Definition
A type of automatic broadcast transmitted by a Mode S transponder that contains an extended set of data beyond the basic identity and altitude reply. The Extended Squitter (often called 1090ES) carries information such as aircraft position, velocity, identification, and intent, broadcast on 1090 MHz once per second without being interrogated. It is the data-link format used by ADS-B Out in much of the world.
Plain English
A longer message that a Mode S transponder broadcasts on its own, containing the aircraft's position, speed, and ID. It is sent regularly without anyone asking for it, and it is the signal that lets ADS-B work.
Context Anchor
Seen in transponder, ADS-B Out, surveillance, and aircraft equipment discussions.
Derivation
Squitter comes from the radio engineering term for a brief, unsolicited transmission that a transponder sends on its own rather than in reply to an interrogation.
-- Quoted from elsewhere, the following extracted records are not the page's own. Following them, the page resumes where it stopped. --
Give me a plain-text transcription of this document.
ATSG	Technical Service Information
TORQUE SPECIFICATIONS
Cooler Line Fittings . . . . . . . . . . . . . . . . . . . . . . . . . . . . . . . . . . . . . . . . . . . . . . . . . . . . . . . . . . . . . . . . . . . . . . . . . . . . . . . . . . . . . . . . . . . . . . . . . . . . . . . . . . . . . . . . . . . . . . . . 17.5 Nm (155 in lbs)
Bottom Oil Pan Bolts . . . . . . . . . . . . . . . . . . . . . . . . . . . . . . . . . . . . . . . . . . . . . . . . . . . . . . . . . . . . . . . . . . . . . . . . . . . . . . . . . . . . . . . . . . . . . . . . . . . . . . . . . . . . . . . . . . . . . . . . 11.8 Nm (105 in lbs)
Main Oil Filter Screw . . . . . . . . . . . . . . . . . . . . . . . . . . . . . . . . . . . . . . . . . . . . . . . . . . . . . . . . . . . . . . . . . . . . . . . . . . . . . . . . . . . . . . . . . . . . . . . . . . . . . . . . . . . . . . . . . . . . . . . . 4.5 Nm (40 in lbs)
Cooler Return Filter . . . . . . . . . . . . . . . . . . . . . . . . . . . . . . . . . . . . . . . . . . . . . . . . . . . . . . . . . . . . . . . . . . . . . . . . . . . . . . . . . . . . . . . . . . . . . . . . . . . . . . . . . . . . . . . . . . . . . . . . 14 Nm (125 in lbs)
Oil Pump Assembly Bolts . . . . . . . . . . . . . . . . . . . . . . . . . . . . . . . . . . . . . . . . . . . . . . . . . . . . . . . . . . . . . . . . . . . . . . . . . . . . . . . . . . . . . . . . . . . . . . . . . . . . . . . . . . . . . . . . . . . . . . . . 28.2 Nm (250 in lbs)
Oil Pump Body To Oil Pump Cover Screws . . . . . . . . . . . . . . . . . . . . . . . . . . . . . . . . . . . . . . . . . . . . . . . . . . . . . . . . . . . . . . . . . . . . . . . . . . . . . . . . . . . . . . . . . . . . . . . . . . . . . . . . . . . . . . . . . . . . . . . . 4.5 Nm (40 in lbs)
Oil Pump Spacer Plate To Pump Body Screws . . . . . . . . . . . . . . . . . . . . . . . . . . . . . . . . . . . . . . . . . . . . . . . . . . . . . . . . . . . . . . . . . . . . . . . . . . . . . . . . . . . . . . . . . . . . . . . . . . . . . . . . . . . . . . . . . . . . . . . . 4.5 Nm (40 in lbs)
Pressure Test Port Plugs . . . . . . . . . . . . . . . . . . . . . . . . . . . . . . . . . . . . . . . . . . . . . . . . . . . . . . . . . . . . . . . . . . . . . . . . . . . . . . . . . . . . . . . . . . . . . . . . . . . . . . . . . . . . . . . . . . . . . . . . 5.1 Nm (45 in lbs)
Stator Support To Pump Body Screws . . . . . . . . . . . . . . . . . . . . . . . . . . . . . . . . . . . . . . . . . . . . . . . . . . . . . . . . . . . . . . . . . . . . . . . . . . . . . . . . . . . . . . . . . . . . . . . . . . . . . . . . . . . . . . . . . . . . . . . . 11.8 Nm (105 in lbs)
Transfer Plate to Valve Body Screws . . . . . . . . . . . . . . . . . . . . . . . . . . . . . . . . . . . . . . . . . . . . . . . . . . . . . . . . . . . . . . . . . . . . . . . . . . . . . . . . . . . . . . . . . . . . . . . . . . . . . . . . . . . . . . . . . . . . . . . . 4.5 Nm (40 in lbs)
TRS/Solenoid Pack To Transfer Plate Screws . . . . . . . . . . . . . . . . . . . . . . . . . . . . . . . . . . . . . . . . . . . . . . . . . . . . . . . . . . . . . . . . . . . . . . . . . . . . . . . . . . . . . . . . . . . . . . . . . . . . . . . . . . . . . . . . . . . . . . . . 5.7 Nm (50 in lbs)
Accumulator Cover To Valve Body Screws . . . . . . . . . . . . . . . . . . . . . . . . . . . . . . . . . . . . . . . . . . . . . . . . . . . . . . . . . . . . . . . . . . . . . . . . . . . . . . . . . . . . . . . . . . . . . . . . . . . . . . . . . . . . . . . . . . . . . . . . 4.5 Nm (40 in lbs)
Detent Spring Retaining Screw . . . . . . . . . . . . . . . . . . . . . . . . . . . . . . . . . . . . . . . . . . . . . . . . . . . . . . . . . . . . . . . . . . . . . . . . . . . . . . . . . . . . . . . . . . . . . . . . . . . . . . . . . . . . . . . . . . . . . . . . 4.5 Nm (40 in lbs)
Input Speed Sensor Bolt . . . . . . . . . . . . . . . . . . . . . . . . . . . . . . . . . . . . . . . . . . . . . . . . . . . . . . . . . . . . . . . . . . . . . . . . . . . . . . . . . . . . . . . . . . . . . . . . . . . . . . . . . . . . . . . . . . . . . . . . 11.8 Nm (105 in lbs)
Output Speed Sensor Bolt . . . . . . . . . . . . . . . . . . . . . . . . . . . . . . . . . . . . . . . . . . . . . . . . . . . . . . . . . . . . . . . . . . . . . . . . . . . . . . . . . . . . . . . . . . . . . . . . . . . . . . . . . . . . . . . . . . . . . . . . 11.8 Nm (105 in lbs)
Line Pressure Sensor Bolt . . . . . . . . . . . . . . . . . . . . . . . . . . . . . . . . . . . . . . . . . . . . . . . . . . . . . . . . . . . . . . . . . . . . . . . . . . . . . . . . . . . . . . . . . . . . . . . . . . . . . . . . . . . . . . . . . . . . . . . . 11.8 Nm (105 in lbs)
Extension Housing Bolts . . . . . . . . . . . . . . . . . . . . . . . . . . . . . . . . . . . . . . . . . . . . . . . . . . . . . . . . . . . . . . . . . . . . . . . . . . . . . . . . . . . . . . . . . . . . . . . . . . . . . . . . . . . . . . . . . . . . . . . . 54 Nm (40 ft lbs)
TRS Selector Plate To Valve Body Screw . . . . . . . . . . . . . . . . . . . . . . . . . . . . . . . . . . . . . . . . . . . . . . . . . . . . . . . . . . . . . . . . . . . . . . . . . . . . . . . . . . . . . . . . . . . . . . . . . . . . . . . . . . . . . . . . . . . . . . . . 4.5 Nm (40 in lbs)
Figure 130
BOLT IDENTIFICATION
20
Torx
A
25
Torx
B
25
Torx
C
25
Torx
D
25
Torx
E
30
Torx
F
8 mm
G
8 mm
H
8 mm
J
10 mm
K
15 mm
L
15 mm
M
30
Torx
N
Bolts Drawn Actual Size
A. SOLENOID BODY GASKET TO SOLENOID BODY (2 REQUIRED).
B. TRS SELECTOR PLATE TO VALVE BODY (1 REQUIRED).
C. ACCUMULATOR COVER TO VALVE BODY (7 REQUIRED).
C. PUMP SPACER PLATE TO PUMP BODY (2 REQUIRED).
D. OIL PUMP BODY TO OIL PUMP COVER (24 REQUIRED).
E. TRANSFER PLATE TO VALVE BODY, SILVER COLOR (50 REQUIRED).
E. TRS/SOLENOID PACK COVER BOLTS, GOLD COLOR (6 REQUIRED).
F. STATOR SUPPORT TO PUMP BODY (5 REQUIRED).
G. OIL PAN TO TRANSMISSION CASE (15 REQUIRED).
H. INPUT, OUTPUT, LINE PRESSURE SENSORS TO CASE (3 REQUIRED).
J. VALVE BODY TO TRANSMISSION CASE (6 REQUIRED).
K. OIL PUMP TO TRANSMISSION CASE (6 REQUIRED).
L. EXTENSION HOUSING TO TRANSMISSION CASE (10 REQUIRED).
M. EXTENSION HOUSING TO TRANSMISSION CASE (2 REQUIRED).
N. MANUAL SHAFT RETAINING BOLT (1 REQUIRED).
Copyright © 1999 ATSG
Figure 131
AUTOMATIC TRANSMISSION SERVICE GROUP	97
Extended means the message is longer than the basic squitter, with room for the additional position and velocity data needed for ADS-B.
Why Pilots Care
Aircraft equipped with this meet ADS-B Out mandates and provide real-time traffic data that improves safety and situational awareness in controlled airspace.
Analogy
It is like a name tag that also announces your location every few moments. Instead of waiting for someone to ask, the aircraft keeps broadcasting the information automatically.
Intuition Check
Extended does not mean longer range here; it means the message contains more data than a basic Mode S broadcast. Squitter does not mean a reply to radar; it means the transponder sends the message automatically.
Example Sentence 1
The aircraft's Mode S Extended Squitter broadcasts its GPS position once per second, satisfying the ADS-B Out requirement.
Example Sentence 2
During preflight the pilot confirmed the transponder was set to transmit Mode S Extended Squitter for regulatory compliance.